Set up was easy and effortless. Just plug it in and let the Jacks Magic take over. You are initially greeted with a graphic version of the little device while it does a quick update and loads.
After that you’re asked to enter some information about yourself. Such as your full name, address, email, and an alternate phone number. Most of this information is used for E911 purposes so I wasn’t to worried about it. The next part of the set up was your phone number. This is where it stumbled. The closest number I could get was 70 miles away. Albeit the same state, yet different area code. This can be fixed with a free Google Voice account though.
Then you’re brought to a control panel with a contact/recent call list, dial pad and a Magic Jack ad window. The ads are truly that of Magic Jacks 3 year plan and international rates. Or in my case, to let you know your service has expired.

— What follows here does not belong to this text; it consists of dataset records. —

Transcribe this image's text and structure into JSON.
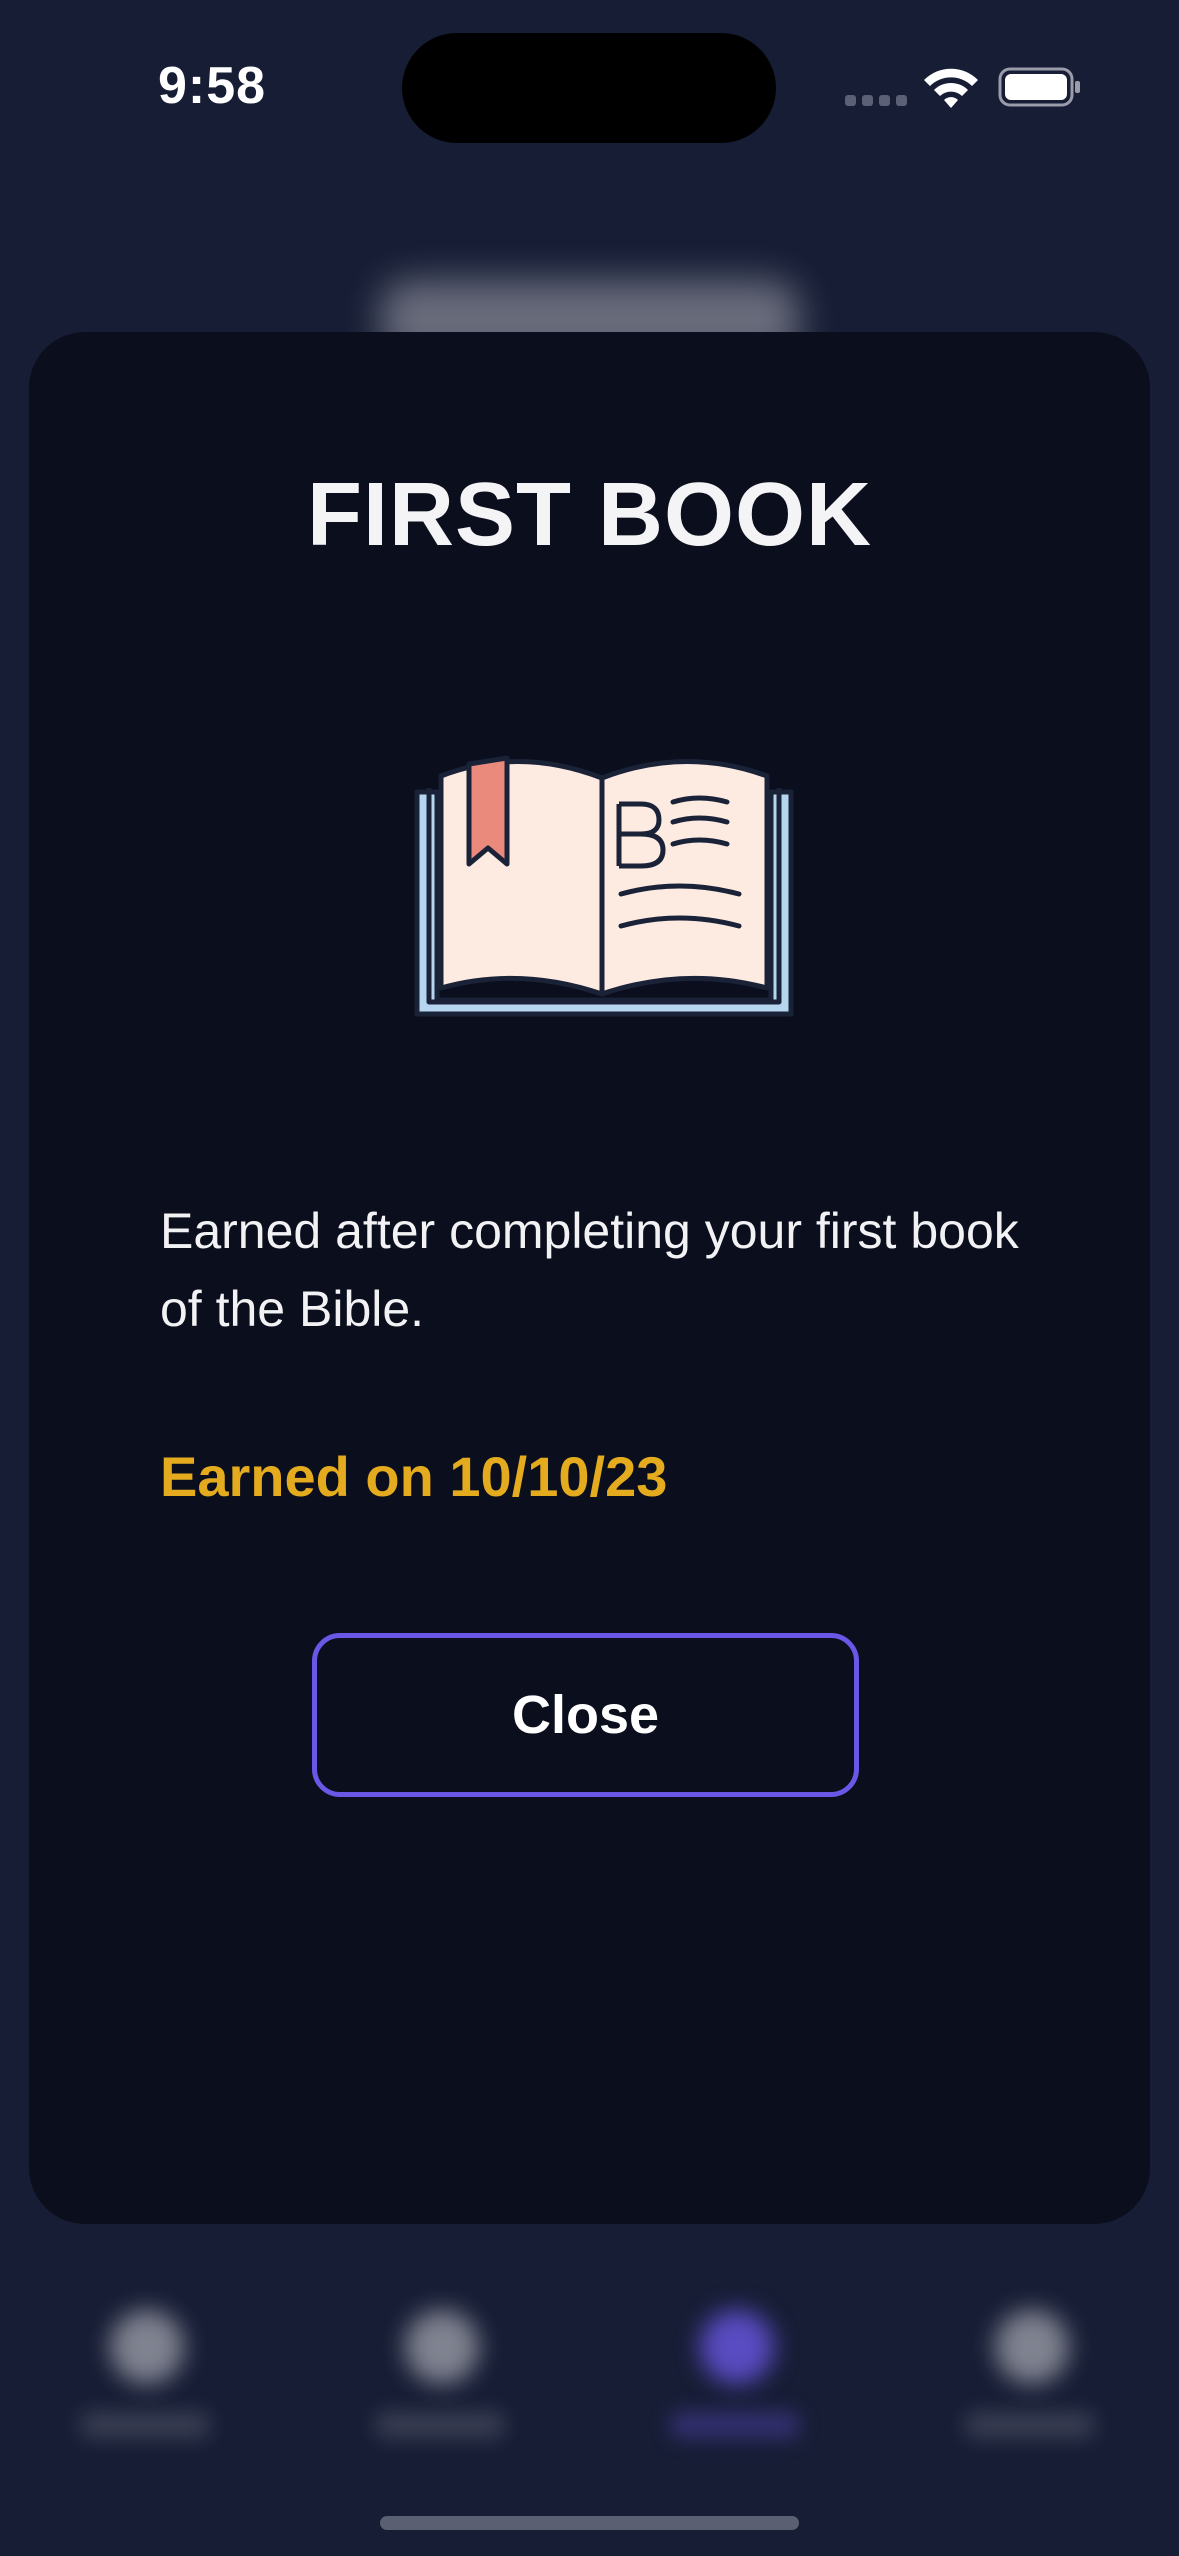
{
  "status_bar": {
    "time": "9:58",
    "wifi_icon": "wifi-icon",
    "battery_icon": "battery-full-icon"
  },
  "modal": {
    "title": "FIRST BOOK",
    "illustration_icon": "open-bible-icon",
    "description": "Earned after completing your first book of the Bible.",
    "earned_date": "Earned on 10/10/23",
    "close_label": "Close"
  },
  "colors": {
    "background": "#171d35",
    "modal_background": "#0b0e1d",
    "accent": "#6a57e6",
    "earned_gold": "#e5ab1f",
    "bookmark": "#ea8a7c",
    "page": "#fdebe1",
    "book_cover": "#b6d6f0"
  }
}
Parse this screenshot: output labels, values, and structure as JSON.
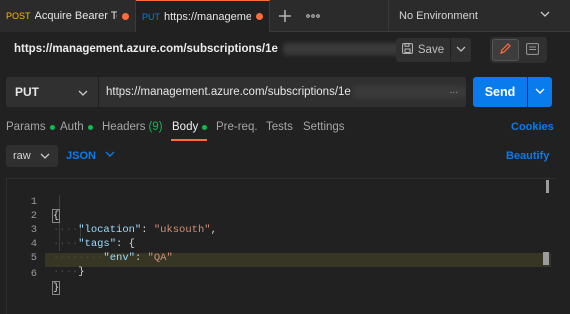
{
  "tabs": [
    {
      "method": "POST",
      "title": "Acquire Bearer Token",
      "unsaved": true
    },
    {
      "method": "PUT",
      "title": "https://management.az",
      "unsaved": true,
      "active": true
    }
  ],
  "environment": {
    "label": "No Environment"
  },
  "request": {
    "title": "https://management.azure.com/subscriptions/1e",
    "save_label": "Save",
    "method": "PUT",
    "url": "https://management.azure.com/subscriptions/1e",
    "url_more": "...",
    "send_label": "Send"
  },
  "request_tabs": {
    "params": "Params",
    "auth": "Auth",
    "headers": "Headers",
    "headers_count": "(9)",
    "body": "Body",
    "prereq": "Pre-req.",
    "tests": "Tests",
    "settings": "Settings",
    "cookies": "Cookies"
  },
  "body_options": {
    "mode": "raw",
    "language": "JSON",
    "beautify": "Beautify"
  },
  "editor": {
    "line_numbers": [
      "1",
      "2",
      "3",
      "4",
      "5",
      "6"
    ],
    "location_key": "\"location\"",
    "location_value": "\"uksouth\"",
    "tags_key": "\"tags\"",
    "env_key": "\"env\"",
    "env_value": "\"QA\""
  },
  "colors": {
    "accent_orange": "#ff6c37",
    "accent_blue": "#097bed",
    "green": "#0cbb52"
  },
  "icons": [
    "plus-icon",
    "more-icon",
    "chevron-down-icon",
    "save-icon",
    "pencil-icon",
    "comment-icon"
  ]
}
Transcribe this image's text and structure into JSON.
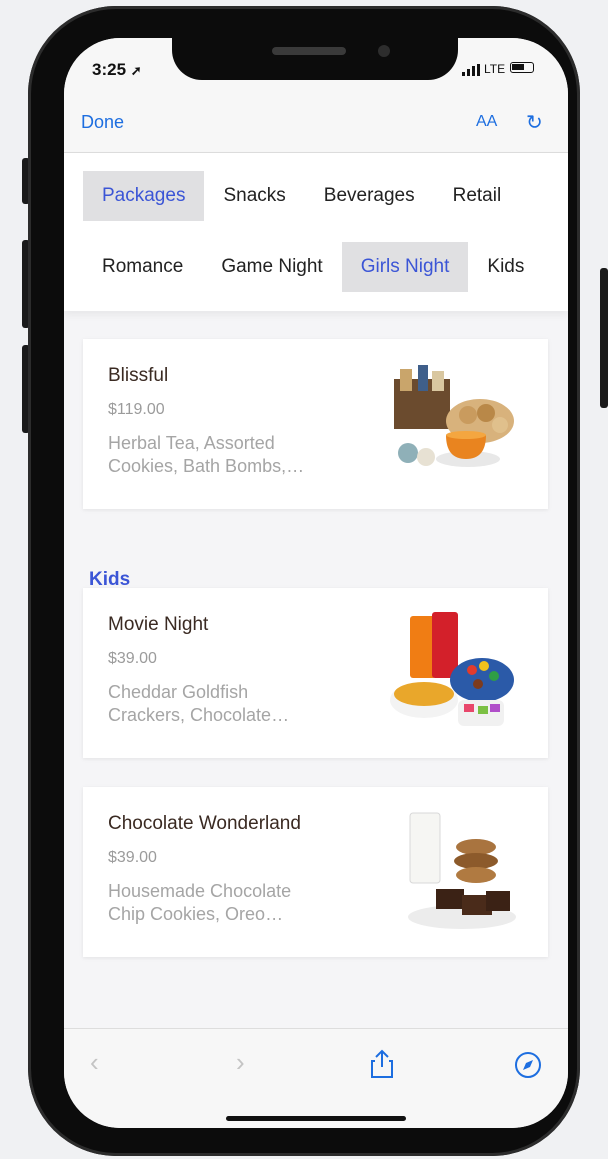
{
  "status": {
    "time": "3:25",
    "carrier": "LTE"
  },
  "safari": {
    "done_label": "Done",
    "text_size_label": "AA"
  },
  "tabs_row1": [
    "Packages",
    "Snacks",
    "Beverages",
    "Retail"
  ],
  "tabs_row2": [
    "Romance",
    "Game Night",
    "Girls Night",
    "Kids"
  ],
  "selected": {
    "row1": "Packages",
    "row2": "Girls Night"
  },
  "cards": [
    {
      "title": "Blissful",
      "price": "$119.00",
      "desc_line1": "Herbal Tea, Assorted",
      "desc_line2": "Cookies, Bath Bombs,…",
      "image": "tea-cookies-basket"
    },
    {
      "title": "Movie Night",
      "price": "$39.00",
      "desc_line1": "Cheddar Goldfish",
      "desc_line2": "Crackers, Chocolate…",
      "image": "soda-snacks"
    },
    {
      "title": "Chocolate Wonderland",
      "price": "$39.00",
      "desc_line1": "Housemade Chocolate",
      "desc_line2": "Chip Cookies, Oreo…",
      "image": "milk-cookies-brownies"
    }
  ],
  "sections": {
    "kids": "Kids"
  },
  "colors": {
    "accent": "#3b55d6",
    "safari_blue": "#1d6ee0"
  }
}
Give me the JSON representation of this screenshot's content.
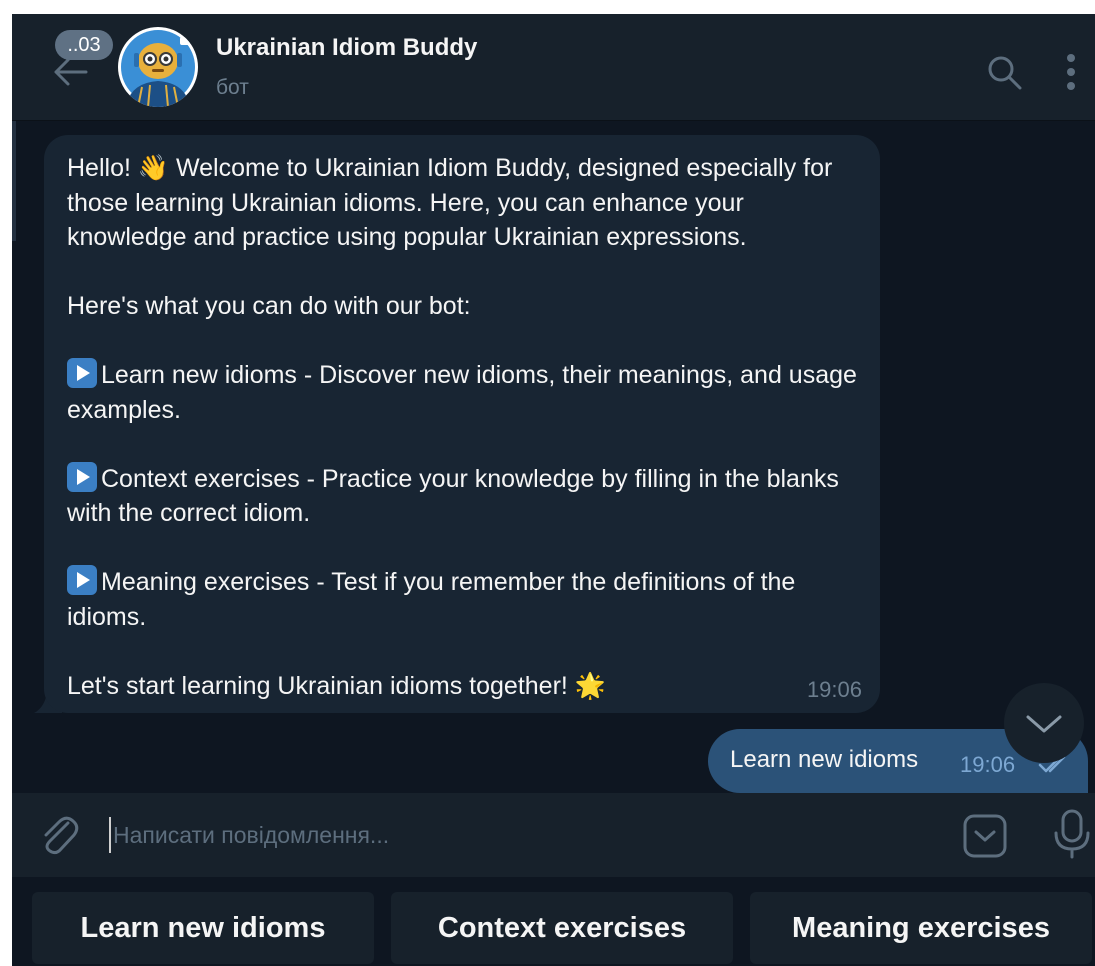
{
  "header": {
    "unread_badge": "..03",
    "title": "Ukrainian Idiom Buddy",
    "subtitle": "бот"
  },
  "messages": {
    "incoming": {
      "greeting_before": "Hello! ",
      "greeting_emoji": "👋",
      "greeting_after": " Welcome to Ukrainian Idiom Buddy, designed especially for those learning Ukrainian idioms. Here, you can enhance your knowledge and practice using popular Ukrainian expressions.",
      "intro": "Here's what you can do with our bot:",
      "feature_1": "Learn new idioms - Discover new idioms, their meanings, and usage examples.",
      "feature_2": "Context exercises - Practice your knowledge by filling in the blanks with the correct idiom.",
      "feature_3": "Meaning exercises - Test if you remember the definitions of the idioms.",
      "closing": "Let's start learning Ukrainian idioms together! ",
      "closing_emoji": "🌟",
      "time": "19:06"
    },
    "outgoing": {
      "text": "Learn new idioms",
      "time": "19:06"
    }
  },
  "composer": {
    "placeholder": "Написати повідомлення..."
  },
  "keyboard": {
    "buttons": [
      "Learn new idioms",
      "Context exercises",
      "Meaning exercises"
    ]
  },
  "colors": {
    "chat_bg": "#0e1621",
    "header_bg": "#17212b",
    "incoming_bubble": "#182533",
    "outgoing_bubble": "#2b5278",
    "accent": "#3b7fc4"
  },
  "icons": [
    "back-arrow-icon",
    "search-icon",
    "more-vertical-icon",
    "attach-icon",
    "keyboard-toggle-icon",
    "microphone-icon",
    "scroll-down-icon",
    "double-check-icon",
    "play-button-icon"
  ]
}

You can use your spiffy new Magic Jack several ways. One is simply as a PC client. All you need is a headset and a mic. Which is great if you’re on the road or you have a netbook. Another way is to plug a phone into the jack itself. The latter option is what I went with which worked great. The best “home phone replacement” option would be to plug the jack into a back-fed phone jack. This option would allow all your phone jacks in your house, corded or cordless, to work seamlessly with the Magic Jack. Also, if you’re an international traveler or a student abroad you can take this anywhere and your family would have a local number to call you no matter where you are in the world.
As far as call quality goes it’s great. Not as good as a traditional land-line though. At times there is some noise on my end, and other times the person on the other end seems to be miles away from the mic. However, this is something I experienced with other VoIP providers. Also there seemed to be some latency between dialing numbers from my cordless headset. Which leads me to believe this is very host computer dependant and may not work well on older machines.
The only true down side in my opinion would be that the host computer needs to be on as long as you want phone service. So if you plan on making this your only phone line, plan on having your computer on 24/7.
To wrap up, for as many cons as this device may have, I feel there as many pros to balance it out. I personally wouldn’t use this device as a phone line replacement. For me it was useful for work related tasks such as conference calls and the such. This would work great as a second line or for the travelers who would like to keep in touch with their family on the go.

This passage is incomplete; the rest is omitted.